Both Carver and Holley consented to the entry of a final judgment of permanent injunction enjoining future FCPA violations.  See here for original source documents.

International Systems & Controls Corp., J. Thomas Kenneally, Herman Frietsch, Raymond Hofker, Albert Angulo and Harlan Stein

In July 1979, the SEC filed a complaint against International Systems & Controls Corporation (“ISC”) and J. Thomas Kenneally (a director of ISC and its fomer CEO and Chairman of the Board), Herman Frietsch (Senior Vice President), Raymond Hofker (former General Counsel), Albert Angulo (former Treasurer) and Harlan Stein (Chief Engineer).  The complaint alleged, among other things, that ISC ”paid more than $23 million through one or more subsidiaries to certain foreign persons and entities in order to assist the company in securing certain contracts.”  The complaint alleged that “in furtherance of this scheme, ISC disguised such payments on its books and records as consulting fees, consulting services, agent’s fees and commissions.”  The complaint also alleged that “ISC violated the internal accounting controls provisions by failing to devise an adequate system of internal controls because it failed to require vouchers, expense statements, or similar documentation for the activities or services for which certain expenditures were made.”

According to various media reports, the payments at issue were made to government officials and members of ruling families in Iran, Saudi Arabia, Nicaragua, Ivory Coast, Algeria, Chile and Iraq in connection with contracts for engineering and construction projects.

The SEC’s complaint charged violations of the FCPA’s books and records and internal controls provisions, as well as antifraud, proxy, and reporting violations.  In December 1979, ISC, Kenneally and Frietsch, without admitting or denying the SEC’s allegations,  consented to the entry of a final order enjoining future violations.   In addition, the final order directed ISC to, among other things, ”appoint a special agent … who shall investigate and report on certain specific transactions.”  Furthermore,  Kenneally and Frietsch (for periods of four and two years respectively) agreed to be employed as an officer or director of an issuer only if that company “has a committee with duties and functions to those required of the ISC Audit Committee” as required by the consent degree.

See here for original source documents plus this packet of materials sent to me by a loyal reader.

*****

What are the take-away points from FCPA enforcement in the 1970′s?  Clearly, the enforcement agencies were getting their feet wet enforcing an infant statute and, in many of the enforcement actions, the agencies were confronted with conduct that actually pre-dated enactment of the FCPA in December 1977.  Thus, little can – or should be - taken away from the actual charging decisions in these early FCPA cases.

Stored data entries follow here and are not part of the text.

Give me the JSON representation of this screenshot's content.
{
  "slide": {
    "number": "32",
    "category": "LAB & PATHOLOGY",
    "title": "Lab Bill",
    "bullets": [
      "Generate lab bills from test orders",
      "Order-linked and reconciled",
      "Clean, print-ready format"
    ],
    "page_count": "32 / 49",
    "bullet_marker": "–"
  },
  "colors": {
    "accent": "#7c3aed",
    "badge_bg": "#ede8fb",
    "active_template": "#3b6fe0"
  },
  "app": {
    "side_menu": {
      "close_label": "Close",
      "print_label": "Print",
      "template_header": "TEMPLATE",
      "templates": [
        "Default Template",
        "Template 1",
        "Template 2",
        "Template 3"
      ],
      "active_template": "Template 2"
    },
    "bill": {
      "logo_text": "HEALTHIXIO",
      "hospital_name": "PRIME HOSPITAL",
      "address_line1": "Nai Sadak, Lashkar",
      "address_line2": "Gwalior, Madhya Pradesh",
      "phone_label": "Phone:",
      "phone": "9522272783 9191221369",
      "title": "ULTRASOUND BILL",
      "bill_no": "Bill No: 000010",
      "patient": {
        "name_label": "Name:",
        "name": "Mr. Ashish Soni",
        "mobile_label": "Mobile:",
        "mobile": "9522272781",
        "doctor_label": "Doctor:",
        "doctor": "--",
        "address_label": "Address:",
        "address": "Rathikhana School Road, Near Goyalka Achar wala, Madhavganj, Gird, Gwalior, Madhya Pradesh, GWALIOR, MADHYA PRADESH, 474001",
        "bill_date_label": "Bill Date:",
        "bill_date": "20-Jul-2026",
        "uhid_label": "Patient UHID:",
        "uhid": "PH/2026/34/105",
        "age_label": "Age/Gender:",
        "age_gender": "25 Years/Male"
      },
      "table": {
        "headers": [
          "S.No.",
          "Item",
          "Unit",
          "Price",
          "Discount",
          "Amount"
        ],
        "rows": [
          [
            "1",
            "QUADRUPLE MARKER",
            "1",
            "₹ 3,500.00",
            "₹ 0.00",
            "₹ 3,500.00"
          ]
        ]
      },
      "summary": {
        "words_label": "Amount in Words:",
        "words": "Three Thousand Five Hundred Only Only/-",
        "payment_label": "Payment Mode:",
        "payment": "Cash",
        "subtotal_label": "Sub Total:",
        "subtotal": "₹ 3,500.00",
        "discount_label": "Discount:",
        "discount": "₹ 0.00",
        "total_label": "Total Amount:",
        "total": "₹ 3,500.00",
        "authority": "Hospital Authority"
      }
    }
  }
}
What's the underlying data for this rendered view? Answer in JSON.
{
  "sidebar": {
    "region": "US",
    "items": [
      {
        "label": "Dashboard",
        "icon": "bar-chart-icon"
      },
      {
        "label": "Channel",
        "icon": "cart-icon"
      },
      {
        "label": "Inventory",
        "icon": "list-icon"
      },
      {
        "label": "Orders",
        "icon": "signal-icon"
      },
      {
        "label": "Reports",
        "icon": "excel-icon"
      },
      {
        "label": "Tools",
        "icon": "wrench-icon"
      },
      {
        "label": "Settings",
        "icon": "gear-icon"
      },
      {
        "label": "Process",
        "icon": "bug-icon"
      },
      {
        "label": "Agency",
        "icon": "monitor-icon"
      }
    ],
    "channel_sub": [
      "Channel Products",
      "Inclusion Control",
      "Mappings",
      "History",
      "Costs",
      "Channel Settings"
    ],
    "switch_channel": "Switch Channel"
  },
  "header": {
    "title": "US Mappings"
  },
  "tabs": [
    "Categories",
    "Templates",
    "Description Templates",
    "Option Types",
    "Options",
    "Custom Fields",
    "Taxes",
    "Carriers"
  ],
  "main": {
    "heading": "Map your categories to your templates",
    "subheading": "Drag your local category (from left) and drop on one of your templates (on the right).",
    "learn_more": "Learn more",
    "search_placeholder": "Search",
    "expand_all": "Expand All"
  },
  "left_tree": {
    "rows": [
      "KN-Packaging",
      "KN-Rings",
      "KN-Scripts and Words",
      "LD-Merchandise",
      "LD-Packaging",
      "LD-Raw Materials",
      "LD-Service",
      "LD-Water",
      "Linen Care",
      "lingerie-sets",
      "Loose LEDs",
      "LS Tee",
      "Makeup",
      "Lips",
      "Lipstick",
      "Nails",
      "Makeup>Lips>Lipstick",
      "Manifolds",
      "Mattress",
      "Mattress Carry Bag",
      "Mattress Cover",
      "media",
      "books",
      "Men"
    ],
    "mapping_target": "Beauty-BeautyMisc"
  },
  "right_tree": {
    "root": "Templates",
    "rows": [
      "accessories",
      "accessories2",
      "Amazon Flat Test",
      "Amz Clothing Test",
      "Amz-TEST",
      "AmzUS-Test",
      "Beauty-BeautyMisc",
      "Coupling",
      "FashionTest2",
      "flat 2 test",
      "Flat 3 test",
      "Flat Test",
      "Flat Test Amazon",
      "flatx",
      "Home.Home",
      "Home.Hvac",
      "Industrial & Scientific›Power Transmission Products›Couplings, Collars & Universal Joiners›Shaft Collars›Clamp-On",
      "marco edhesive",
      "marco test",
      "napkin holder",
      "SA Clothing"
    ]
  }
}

However, one meaningful take-away point is this.  While one can question how the enforcement agencies held company employees accountable (i.e. criminal v. civil charges), one can not question that the enforcement agencies did hold company employees accountable.  All five FCPA enforcement actions from the 1970′s involved company employees – a figure that stands in stark contrast to 2010 FCPA enforcement in which approximately 70% of corporate FCPA enforcement actions have not resulted (at least yet) in any DOJ charges against company employees.  See here for the prior post.